(742b) The Effect of Selective Fluorination on the Structure and Thermodynamics of Ionic Liquids

A number of molten salts cannot be classified as ionic liquids (ILs) because they are not liquids at or below 100 C. These materials may have interesting or desirable properties however because they remain solids at standard temperatures this is likely to severely restrict their usage in a given process. Lowering the melting points of these materials without significantly affecting their structure or properties, effectively extending their liquidus range, could alleviate this issue helping to facilitate their adoption in a given process.

Recently, it was shown that the addition of different functionalized groups to an IL cation base could have a very substantial effect on the melting point of a given IL class, without significantly affecting its structure. It was concluded that electron withdrawing effects in these groups created polarity within the cations, which could align, lowering the repulsion in these systems leading to a depression in the melting point. Even so, it remains unclear to what extent this method of lowering the melting point can be extended to other, more common ILs.
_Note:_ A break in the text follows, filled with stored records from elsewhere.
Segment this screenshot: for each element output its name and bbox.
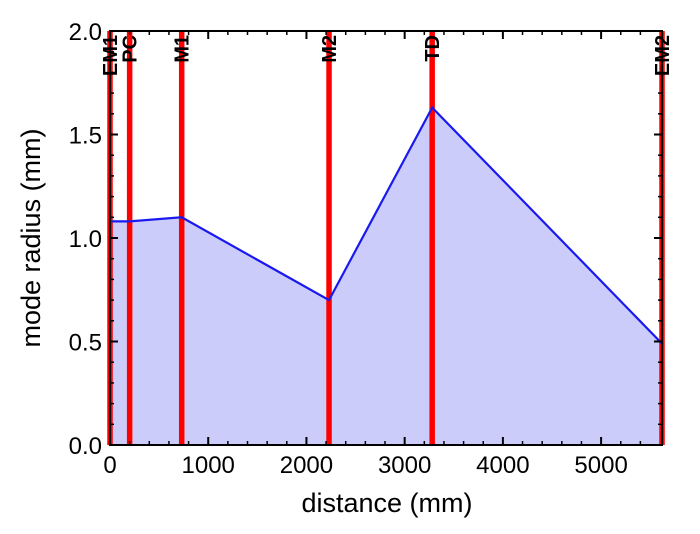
x-tick-label: 3000	[378, 452, 431, 479]
area-fill-layer	[110, 107, 662, 445]
marker-label-td: TD	[422, 35, 444, 62]
y-tick-label: 2.0	[69, 19, 102, 46]
series-area-fill	[110, 107, 662, 445]
marker-label-m2: M2	[319, 35, 341, 63]
axes	[109, 30, 663, 446]
series-line	[110, 105, 663, 345]
y-tick-label: 0.5	[69, 330, 102, 357]
y-tick-label: 1.5	[69, 123, 102, 150]
marker-label-m1: M1	[172, 35, 194, 63]
marker-label-em2: EM2	[652, 35, 674, 76]
series-line-layer	[109, 105, 663, 345]
y-tick-label: 1.0	[69, 226, 102, 253]
x-tick-label: 1000	[182, 452, 235, 479]
marker-label-em1: EM1	[100, 35, 122, 76]
x-tick-label: 4000	[476, 452, 529, 479]
y-tick-label: 0.0	[69, 433, 102, 460]
marker-label-pc: PC	[120, 35, 142, 63]
x-tick-label: 5000	[574, 452, 627, 479]
x-axis-title: distance (mm)	[301, 488, 472, 518]
x-tick-label: 0	[103, 452, 116, 479]
x-tick-label: 2000	[280, 452, 333, 479]
labels: 0 1000 2000 3000 4000 5000 0.0 0.5 1.0 1.5 2.0EM1P…	[69, 19, 674, 479]
y-axis-title: mode radius (mm)	[16, 128, 46, 347]
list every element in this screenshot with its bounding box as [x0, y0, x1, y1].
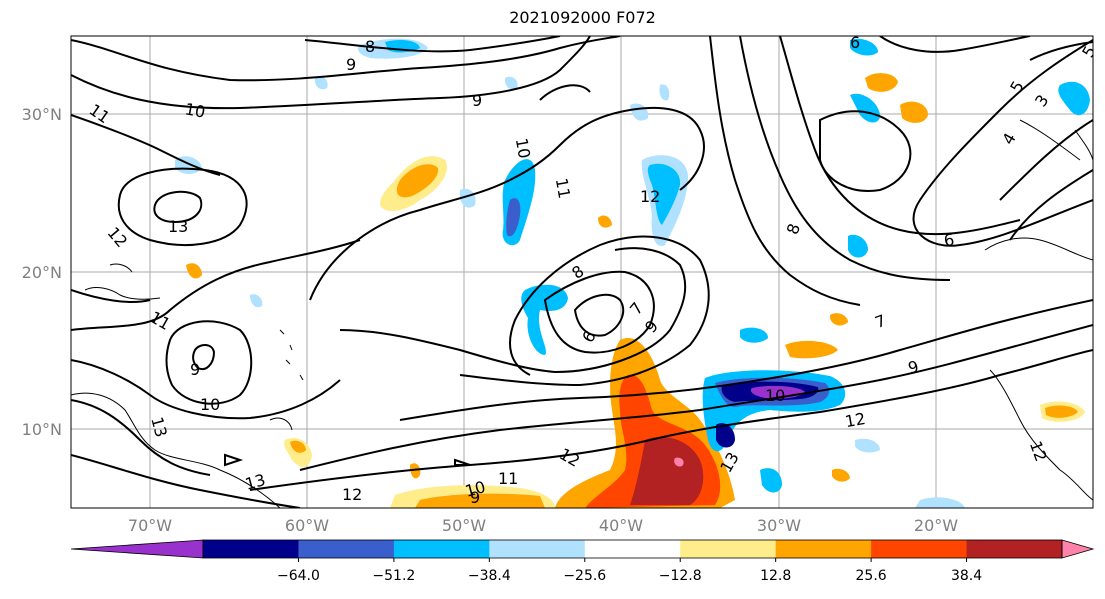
- colorbar-outline: [202, 539, 1063, 559]
- colorbar-tick-label: 25.6: [856, 568, 887, 584]
- colorbar-tick-label: −64.0: [277, 568, 320, 584]
- colorbar-segment: [298, 540, 395, 558]
- colorbar-tick-label: −12.8: [659, 568, 702, 584]
- colorbar-tick-label: 12.8: [760, 568, 791, 584]
- colorbar-segment: [680, 540, 777, 558]
- gridlines: [71, 36, 1093, 508]
- colorbar-extend-low: [70, 539, 204, 559]
- contour-label: 10: [463, 477, 488, 501]
- contour-label: 11: [552, 177, 574, 200]
- contour-label: 10: [765, 386, 785, 405]
- contour-label: 12: [640, 187, 660, 206]
- lon-label-20w: 20°W: [914, 516, 958, 535]
- lat-label-20n: 20°N: [22, 263, 62, 282]
- contour-label: 10: [183, 99, 206, 121]
- contour-lines: [71, 36, 1093, 508]
- contour-label: 13: [168, 217, 188, 236]
- colorbar-tick-label: −38.4: [468, 568, 511, 584]
- coastlines: [71, 119, 1093, 508]
- contour-label: 13: [147, 415, 171, 440]
- contour-label: 9: [472, 91, 482, 110]
- contour-label: 13: [243, 470, 268, 494]
- colorbar-segment: [966, 540, 1063, 558]
- colorbar-segment: [775, 540, 872, 558]
- lon-label-70w: 70°W: [128, 516, 172, 535]
- lon-label-30w: 30°W: [757, 516, 801, 535]
- lat-label-30n: 30°N: [22, 105, 62, 124]
- colorbar: −64.0 −51.2 −38.4 −25.6 −12.8 12.8 25.6 38.4: [70, 539, 1095, 584]
- contour-label: 12: [844, 409, 867, 431]
- contour-label: 9: [346, 55, 356, 74]
- colorbar-segment: [871, 540, 968, 558]
- lon-label-50w: 50°W: [442, 516, 486, 535]
- contour-label: 9: [470, 488, 480, 507]
- colorbar-segment: [489, 540, 586, 558]
- colorbar-segment: [584, 540, 681, 558]
- colorbar-segment: [393, 540, 490, 558]
- contour-label: 6: [942, 230, 955, 250]
- colorbar-tick-label: −25.6: [563, 568, 606, 584]
- latitude-labels: 30°N 20°N 10°N: [22, 105, 62, 439]
- colorbar-tick-label: 38.4: [951, 568, 982, 584]
- contour-label: 10: [512, 137, 534, 160]
- shaded-fields: [175, 38, 1090, 508]
- lat-label-10n: 10°N: [22, 420, 62, 439]
- lon-label-40w: 40°W: [599, 516, 643, 535]
- contour-label: 8: [365, 37, 375, 56]
- map-frame: [70, 35, 1094, 509]
- map-title: 2021092000 F072: [509, 8, 656, 27]
- longitude-labels: 70°W 60°W 50°W 40°W 30°W 20°W: [128, 516, 958, 535]
- colorbar-segment: [203, 540, 299, 558]
- contour-label: 12: [342, 485, 362, 504]
- contour-label: 9: [906, 357, 921, 378]
- contour-label: 9: [190, 360, 200, 379]
- lon-label-60w: 60°W: [285, 516, 329, 535]
- contour-label: 10: [200, 395, 220, 414]
- colorbar-tick-label: −51.2: [372, 568, 415, 584]
- contour-label: 6: [850, 33, 860, 52]
- colorbar-extend-high: [1061, 539, 1095, 559]
- contour-label: 11: [498, 469, 518, 488]
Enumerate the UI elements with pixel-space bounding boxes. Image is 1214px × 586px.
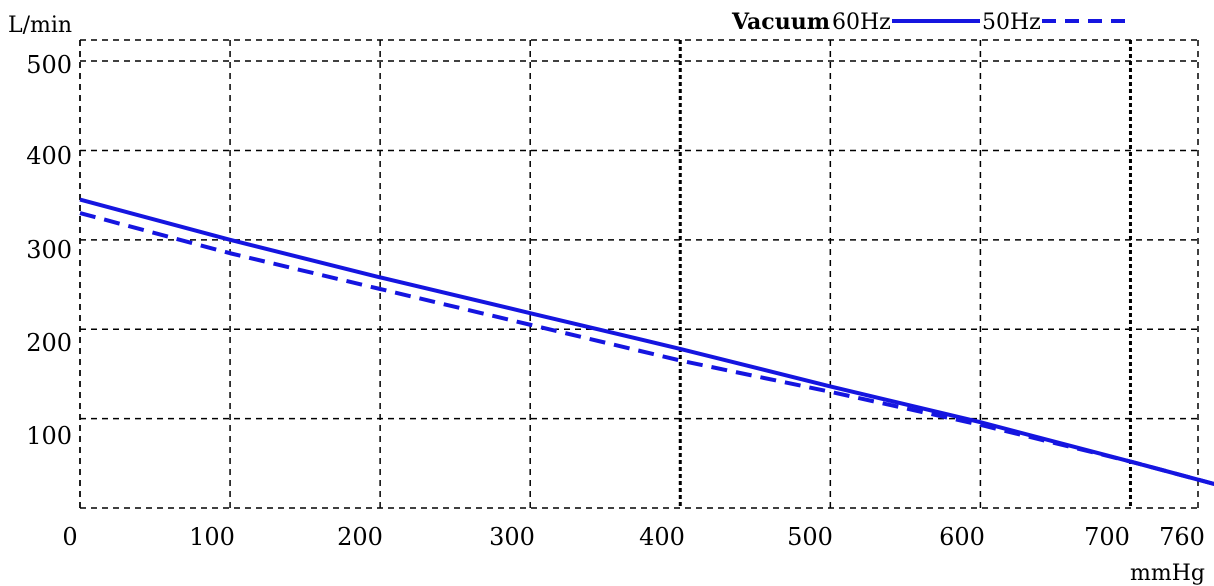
x-tick-label: 0 bbox=[62, 523, 77, 551]
x-tick-label: 200 bbox=[337, 523, 383, 551]
x-tick-label: 100 bbox=[189, 523, 235, 551]
legend: Vacuum 60Hz 50Hz bbox=[731, 9, 1132, 35]
y-axis-label: L/min bbox=[8, 13, 72, 38]
grid bbox=[79, 40, 1198, 508]
series-line-50hz bbox=[79, 211, 1214, 486]
x-tick-label: 600 bbox=[939, 523, 985, 551]
x-tick-label: 760 bbox=[1159, 523, 1205, 551]
legend-label-50hz: 50Hz bbox=[982, 10, 1041, 35]
legend-title: Vacuum bbox=[731, 9, 830, 35]
plot-frame bbox=[79, 39, 1199, 509]
legend-label-60hz: 60Hz bbox=[832, 10, 891, 35]
x-tick-label: 500 bbox=[787, 523, 833, 551]
x-tick-label: 300 bbox=[489, 523, 535, 551]
series-line-60hz bbox=[79, 197, 1214, 486]
series-layer bbox=[79, 197, 1214, 486]
y-axis-ticks: 100 200 300 400 500 bbox=[26, 51, 72, 450]
y-tick-label: 200 bbox=[26, 329, 72, 357]
x-tick-label: 400 bbox=[639, 523, 685, 551]
x-axis-label: mmHg bbox=[1130, 561, 1205, 586]
y-tick-label: 500 bbox=[26, 51, 72, 79]
y-tick-label: 300 bbox=[26, 236, 72, 264]
y-tick-label: 400 bbox=[26, 142, 72, 170]
y-tick-label: 100 bbox=[26, 422, 72, 450]
x-axis-ticks: 0 100 200 300 400 500 600 700 760 bbox=[62, 523, 1205, 551]
x-tick-label: 700 bbox=[1084, 523, 1130, 551]
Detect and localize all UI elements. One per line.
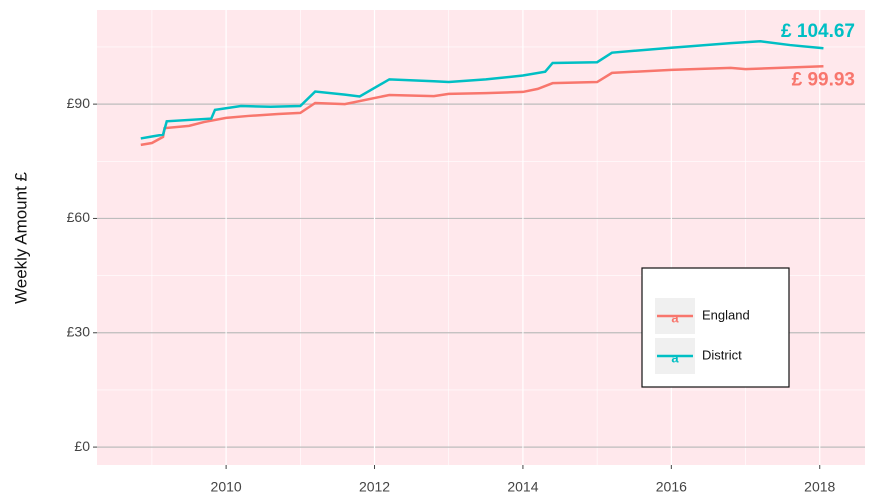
x-tick-label: 2016: [656, 479, 687, 495]
line: [140, 65, 824, 147]
legend-label: District: [702, 347, 742, 362]
y-tick-label: £0: [74, 438, 90, 454]
x-tick-label: 2014: [507, 479, 538, 495]
plot-background: [97, 10, 865, 465]
x-tick-label: 2018: [804, 479, 835, 495]
x-tick-label: 2010: [211, 479, 242, 495]
x-tick-label: 2012: [359, 479, 390, 495]
legend-key-glyph: a: [671, 350, 679, 365]
y-axis-title: Weekly Amount £: [11, 171, 30, 304]
legend-label: England: [702, 307, 750, 322]
end-label: £ 99.93: [792, 69, 855, 90]
y-tick-label: £30: [67, 323, 91, 339]
end-label: £ 104.67: [781, 21, 855, 42]
y-tick-label: £90: [67, 95, 91, 111]
legend-key-glyph: a: [671, 310, 679, 325]
line: [140, 39, 824, 140]
y-tick-label: £60: [67, 209, 91, 225]
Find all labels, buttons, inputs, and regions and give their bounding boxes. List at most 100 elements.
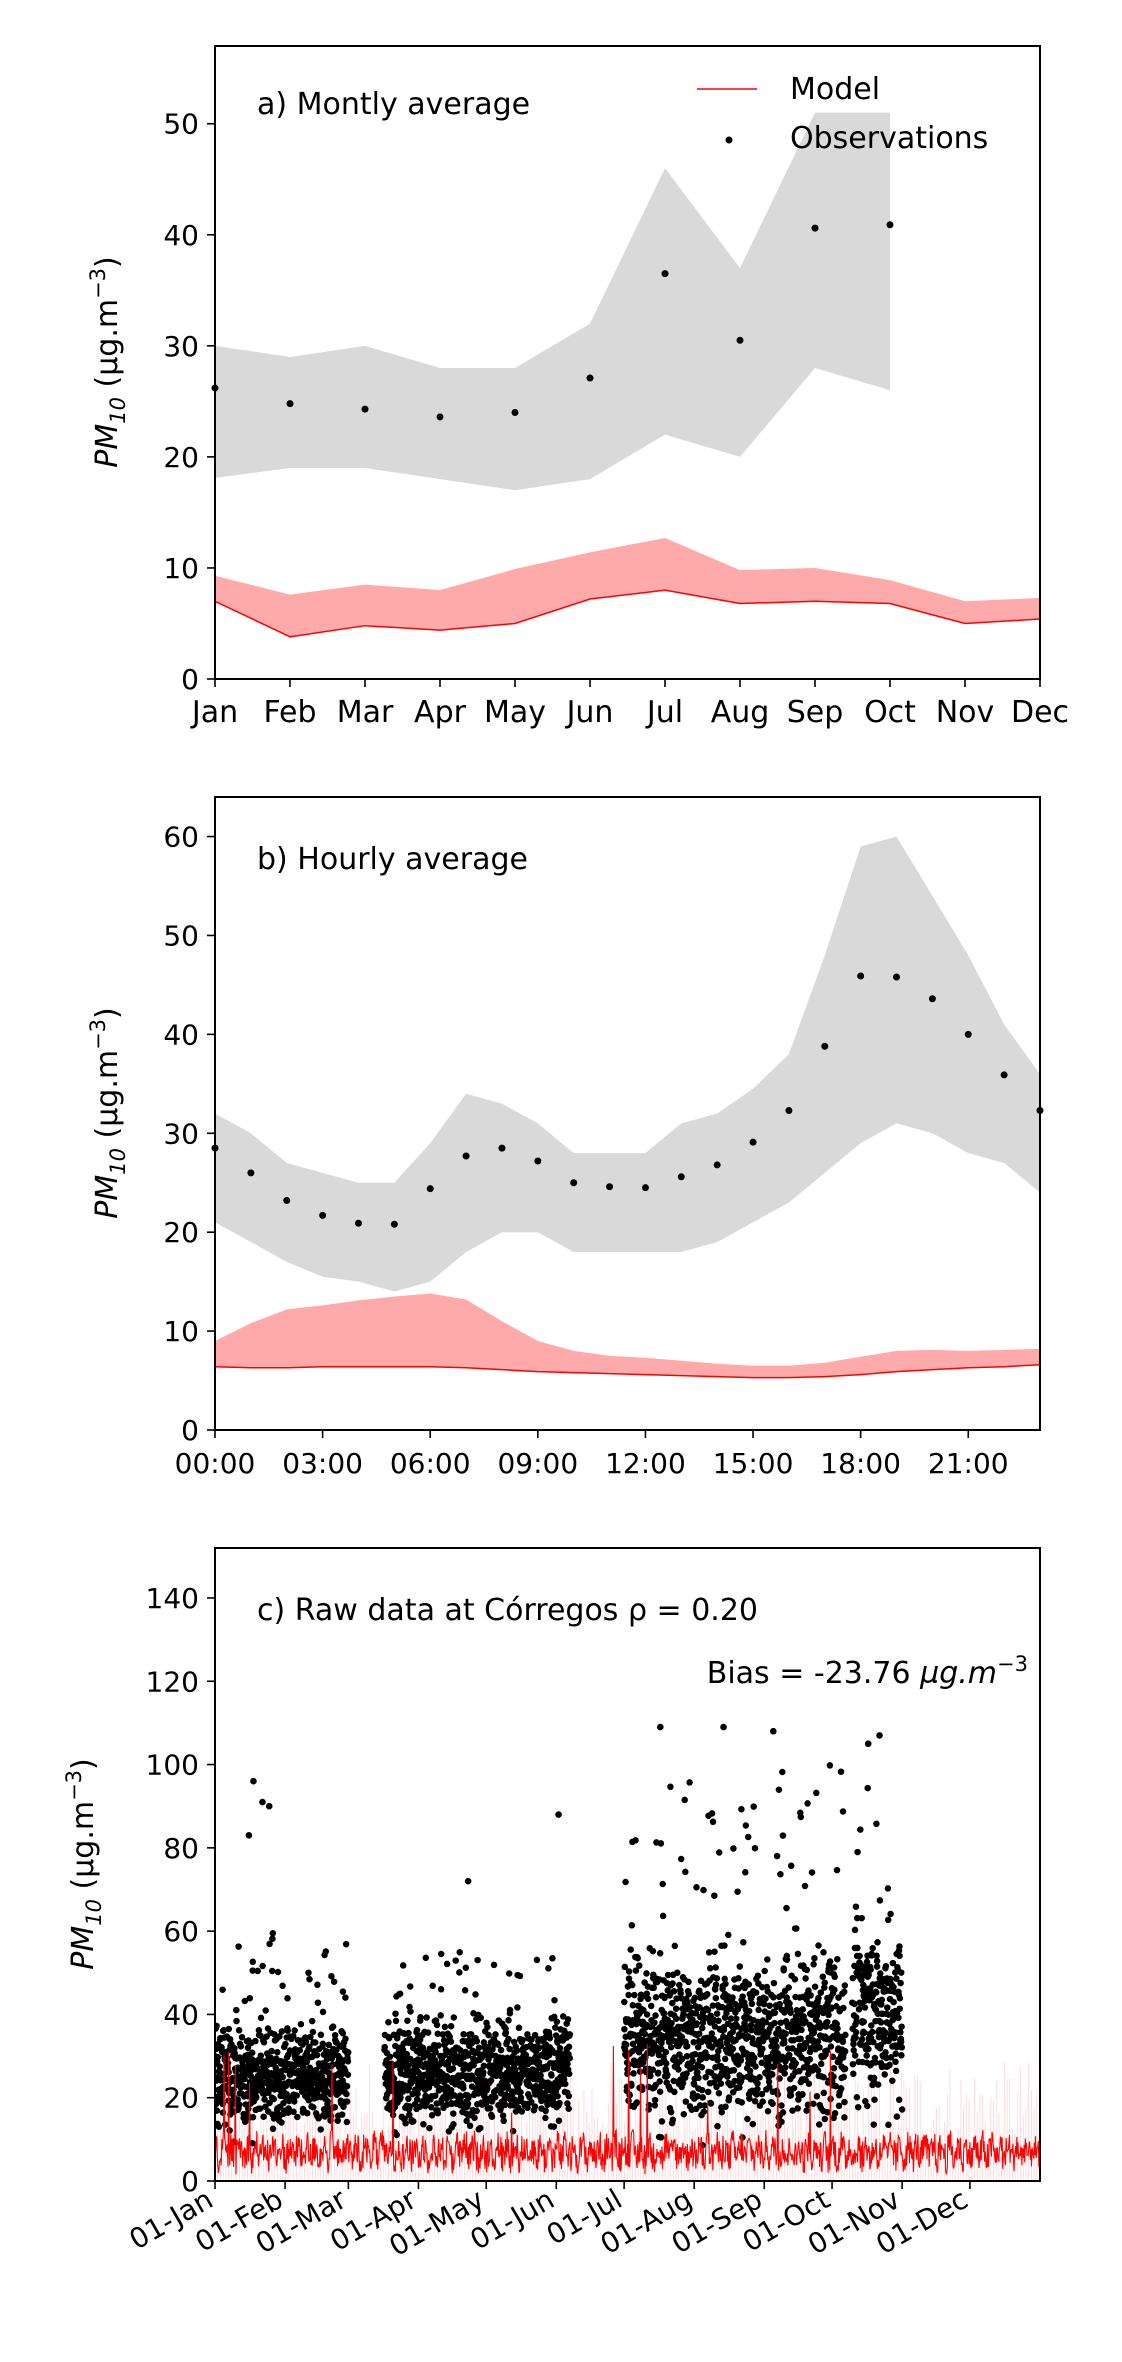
- observation-point: [283, 1197, 291, 1205]
- model-line: [214, 1363, 1041, 1379]
- observation-point: [555, 1811, 562, 1818]
- model-range-band: [215, 537, 1040, 637]
- y-tick-label: 0: [181, 2165, 199, 2198]
- observation-point: [857, 972, 865, 980]
- observation-point: [964, 1030, 972, 1038]
- plot-frame: [214, 1547, 1041, 2182]
- x-tick-label: Oct: [864, 695, 916, 730]
- y-tick-label: 0: [181, 1414, 199, 1447]
- y-tick-label: 100: [146, 1749, 199, 1782]
- observations-range-band: [215, 836, 1040, 1292]
- y-tick-label: 10: [163, 1315, 199, 1348]
- y-tick-label: 60: [163, 1915, 199, 1948]
- x-tick-label: 21:00: [928, 1447, 1009, 1480]
- legend-observations-label: Observations: [790, 121, 988, 156]
- x-tick-label: 03:00: [282, 1447, 363, 1480]
- y-tick-label: 30: [163, 330, 199, 363]
- y-axis-label: PM10 (µg.m−3): [62, 1758, 106, 1970]
- observation-point: [713, 1161, 721, 1169]
- y-tick-label: 10: [163, 552, 199, 585]
- legend: Model Observations: [697, 72, 988, 156]
- observation-point: [893, 973, 901, 981]
- observation-point: [928, 995, 936, 1003]
- y-tick-label: 30: [163, 1117, 199, 1150]
- observation-point: [811, 224, 819, 232]
- x-tick-label: Apr: [414, 695, 467, 730]
- y-tick-label: 140: [146, 1582, 199, 1615]
- x-tick-label: Jan: [190, 695, 238, 730]
- observation-point: [785, 1107, 793, 1115]
- observation-point: [864, 1740, 872, 1748]
- x-tick-label: Mar: [337, 695, 394, 730]
- legend-observations-swatch: [725, 136, 733, 144]
- x-tick-label: Sep: [787, 695, 844, 730]
- y-tick-label: 40: [163, 1998, 199, 2031]
- observation-point: [886, 221, 894, 229]
- observation-point: [390, 1220, 398, 1228]
- x-tick-label: 06:00: [390, 1447, 471, 1480]
- x-tick-label: Feb: [263, 695, 316, 730]
- panel-monthly-average: 0 10 20 30 40 50 Jan Feb Mar Apr May Jun Jul Aug Sep Oc…: [86, 45, 1069, 730]
- observation-point: [319, 1211, 327, 1219]
- model-line: [215, 2044, 1040, 2176]
- bias-annotation: Bias = -23.76 µg.m−3: [707, 1652, 1028, 1691]
- observation-point: [769, 1727, 777, 1735]
- x-tick-label: Jul: [645, 695, 683, 730]
- x-tick-label: 12:00: [605, 1447, 686, 1480]
- observation-point: [586, 374, 594, 382]
- x-tick-label: Aug: [711, 695, 770, 730]
- x-tick-label: Dec: [1011, 695, 1069, 730]
- observation-point: [876, 1732, 883, 1739]
- model-range-band: [215, 1293, 1040, 1378]
- observation-point: [656, 1723, 664, 1731]
- observation-point: [361, 405, 369, 413]
- y-axis-label: PM10 (µg.m−3): [86, 1007, 130, 1219]
- panel-title: b) Hourly average: [257, 842, 528, 877]
- observation-point: [286, 400, 294, 408]
- observation-point: [641, 1184, 649, 1192]
- y-tick-label: 20: [163, 2082, 199, 2115]
- observation-point: [464, 1877, 472, 1885]
- y-tick-label: 60: [163, 821, 199, 854]
- raw-data-plot-area: [215, 1723, 1040, 2181]
- plot-frame: [214, 796, 1041, 1431]
- observation-point: [426, 1185, 434, 1193]
- y-tick-label: 80: [163, 1832, 199, 1865]
- observation-point: [259, 1798, 266, 1806]
- observation-point: [606, 1183, 614, 1191]
- panel-hourly-average: 0 10 20 30 40 50 60 00:00 03:00 06:00 09:00 12:00 15…: [86, 796, 1044, 1480]
- observation-point: [749, 1138, 757, 1146]
- plot-frame: [214, 45, 1041, 680]
- observation-point: [247, 1169, 255, 1177]
- observation-point: [534, 1157, 542, 1165]
- observation-point: [245, 1832, 253, 1839]
- observation-point: [265, 1802, 273, 1810]
- observations-range-band: [215, 112, 890, 491]
- observation-point: [736, 336, 744, 344]
- x-tick-label: 15:00: [713, 1447, 794, 1480]
- y-tick-label: 40: [163, 219, 199, 252]
- observation-point: [720, 1723, 727, 1731]
- y-tick-label: 50: [163, 919, 199, 952]
- y-tick-label: 50: [163, 108, 199, 141]
- y-tick-label: 0: [181, 663, 199, 696]
- observation-point: [462, 1152, 470, 1160]
- observation-point: [250, 1777, 257, 1785]
- y-axis-label: PM10 (µg.m−3): [86, 256, 130, 468]
- observation-point: [1000, 1071, 1008, 1079]
- x-tick-label: May: [484, 695, 546, 730]
- y-tick-label: 20: [163, 441, 199, 474]
- observation-point: [821, 1042, 829, 1050]
- observation-point: [661, 270, 669, 278]
- x-tick-label: Jun: [565, 695, 614, 730]
- model-line: [214, 589, 1041, 638]
- x-tick-label: 18:00: [820, 1447, 901, 1480]
- panel-title: a) Montly average: [257, 87, 530, 122]
- panel-title: c) Raw data at Córregos ρ = 0.20: [257, 1593, 758, 1628]
- x-tick-label: 09:00: [497, 1447, 578, 1480]
- observation-point: [677, 1173, 685, 1181]
- y-tick-label: 20: [163, 1216, 199, 1249]
- observation-point: [436, 413, 444, 421]
- observation-point: [570, 1179, 578, 1187]
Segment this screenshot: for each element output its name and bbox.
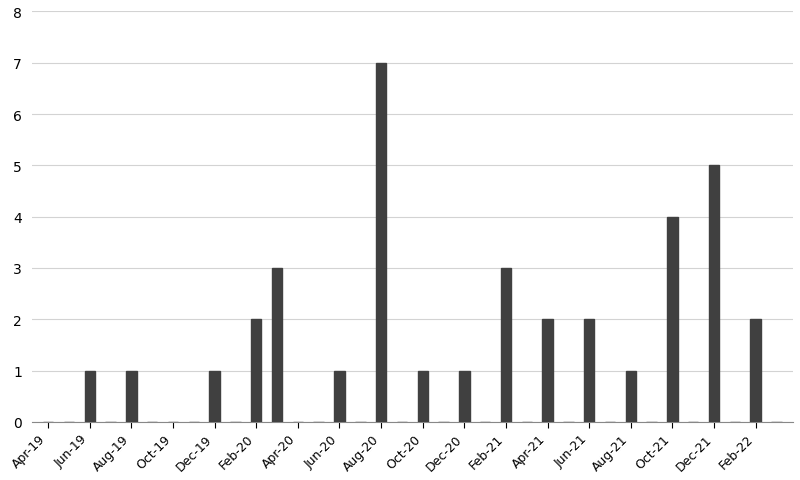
Bar [584,320,594,422]
Bar [376,64,386,422]
Bar [418,371,428,422]
Bar [542,320,553,422]
Bar [709,166,719,422]
Bar [459,371,470,422]
Bar [501,268,511,422]
Bar [251,320,262,422]
Bar [750,320,761,422]
Bar [667,217,678,422]
Bar [626,371,636,422]
Bar [272,268,282,422]
Bar [210,371,220,422]
Bar [85,371,95,422]
Bar [126,371,137,422]
Bar [334,371,345,422]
In this talk we present a systematic study of selective fluorination on the structure and thermodynamics of alkylimidazolium and quaternary ammonium-based ionic liquids. By exchanging hydrogen atoms for electronegative fluorine atoms at different positions in the alkyl chains of these ILs, we are able to alter the cation polarity without significantly affecting their steric interactions. Using molecular dynamics simulations, we study in great the effects that positional dependence, chain length and the addition of multiple electronegative sites has on the structure and thermodynamics of these ionic liquids.